Sept ans qu'elle avait rompu avec ce père inconnu de son mari et ses
deux enfants.
Elise avait gommé ce tyran domestique qui avait gâché son
enfance et celle de son frère de sa mémoire quand un coup de fil
la convoque un soir chez lui à Marrakech de toute urgence et sans explication.
Une réapparition qui la cueille dans un moment de vulnérabilité,
alors que la cellule familiale qu'elle s'est constituée dans la quiétude
et l'harmonie, est au point de se disloquer.
Elle hésite quelques instant à faire la sourde oreille, à
poursuivre cette vie parisienne qu'elle s'est choisie entre la rédaction
de guides de voyage et la charge de ses petits mais, imaginant son père
agonisant, elle ne peut s'empêcher de rêver un ultime dialogue avec
celui qu'elle considère comme responsable de ses difficultés à
vivre son existence d'adulte. Ne serait-ce pas aussi pour tenter d'obtenir ce
témoignage d'amour qu'elle a toujours attendu ?

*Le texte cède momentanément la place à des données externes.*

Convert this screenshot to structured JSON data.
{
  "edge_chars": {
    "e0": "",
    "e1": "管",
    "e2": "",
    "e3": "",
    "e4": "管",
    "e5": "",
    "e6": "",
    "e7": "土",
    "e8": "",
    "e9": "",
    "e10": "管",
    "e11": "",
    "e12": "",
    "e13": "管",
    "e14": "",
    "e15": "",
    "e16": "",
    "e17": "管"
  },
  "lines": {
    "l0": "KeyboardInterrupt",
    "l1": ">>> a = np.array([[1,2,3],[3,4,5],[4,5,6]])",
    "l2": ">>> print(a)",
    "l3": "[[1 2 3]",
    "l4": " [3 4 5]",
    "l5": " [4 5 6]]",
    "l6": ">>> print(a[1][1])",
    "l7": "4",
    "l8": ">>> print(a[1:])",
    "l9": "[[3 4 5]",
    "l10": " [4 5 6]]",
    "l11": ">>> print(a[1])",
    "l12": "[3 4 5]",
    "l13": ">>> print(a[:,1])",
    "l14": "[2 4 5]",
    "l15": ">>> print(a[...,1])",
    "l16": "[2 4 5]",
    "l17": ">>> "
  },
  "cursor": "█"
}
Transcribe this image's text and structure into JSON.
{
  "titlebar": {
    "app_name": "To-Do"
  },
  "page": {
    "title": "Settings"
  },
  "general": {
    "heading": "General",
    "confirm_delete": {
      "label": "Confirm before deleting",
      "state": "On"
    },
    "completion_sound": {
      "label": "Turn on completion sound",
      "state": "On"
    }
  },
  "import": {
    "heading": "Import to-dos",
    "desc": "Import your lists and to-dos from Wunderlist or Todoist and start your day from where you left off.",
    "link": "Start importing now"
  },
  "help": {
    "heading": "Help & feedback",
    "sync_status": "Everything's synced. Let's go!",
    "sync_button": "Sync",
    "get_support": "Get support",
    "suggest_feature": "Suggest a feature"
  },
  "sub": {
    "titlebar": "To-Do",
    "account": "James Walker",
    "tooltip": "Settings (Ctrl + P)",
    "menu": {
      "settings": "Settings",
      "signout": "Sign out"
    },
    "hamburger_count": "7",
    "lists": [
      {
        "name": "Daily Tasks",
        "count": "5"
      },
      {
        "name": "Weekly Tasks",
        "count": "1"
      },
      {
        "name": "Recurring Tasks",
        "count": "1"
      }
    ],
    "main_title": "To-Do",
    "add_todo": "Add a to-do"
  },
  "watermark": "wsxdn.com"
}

"Mon père se comparait très souvent à François
Mitterrand. Il n'avait pas d'admiration particulière pour cet homme de
gauche, mais une fascination absolue pour le pouvoir et le président
en était l'incarnation suprême. Comme lui, il portait donc une
écharpe rouge, collectionnait les maîtresses, avait son rond de
serviette Chez Lulu, lisait Le Prince de Machiavel et possédait un labrador
prénommé Adriatique en tout point semblable à Baltique,
la célèbre chienne du chef de l'État. Il n'y avait qu'avec
cette bête que mon père était vraiment gentil. (
)
Quand on possède un chien, il est impossible de ne pas abuser de son
pouvoir. Cela réclame trop d'efforts. Trop d'humanité. Depuis
que j'ai compris cela, je me suis toujours méfiée des gens qui
avaient des chiens. Jamais par exemple je n'aurais pu avoir une histoire avec
un homme qui aurait eu un caniche, ou même un tout petit chihuahua."
"Termine ton voyage, va voir ton père. De toute façon,
rien ne comblera son absence. Ni mon amour, ni celui d'un autre, et nous pourrions
être des centaines à t'aimer que cela ne suffirait toujours pas.
C'est le sien qu'il te faut." lui dira Simon, cet homme qu'elle aime
et qu'elle a meurtri. Alors, Elise lui confie leurs enfants et part au volant
d'une vieille et poussive R5, un "cocon de couleur vert-bouteille-intérieur-vert-absinthe"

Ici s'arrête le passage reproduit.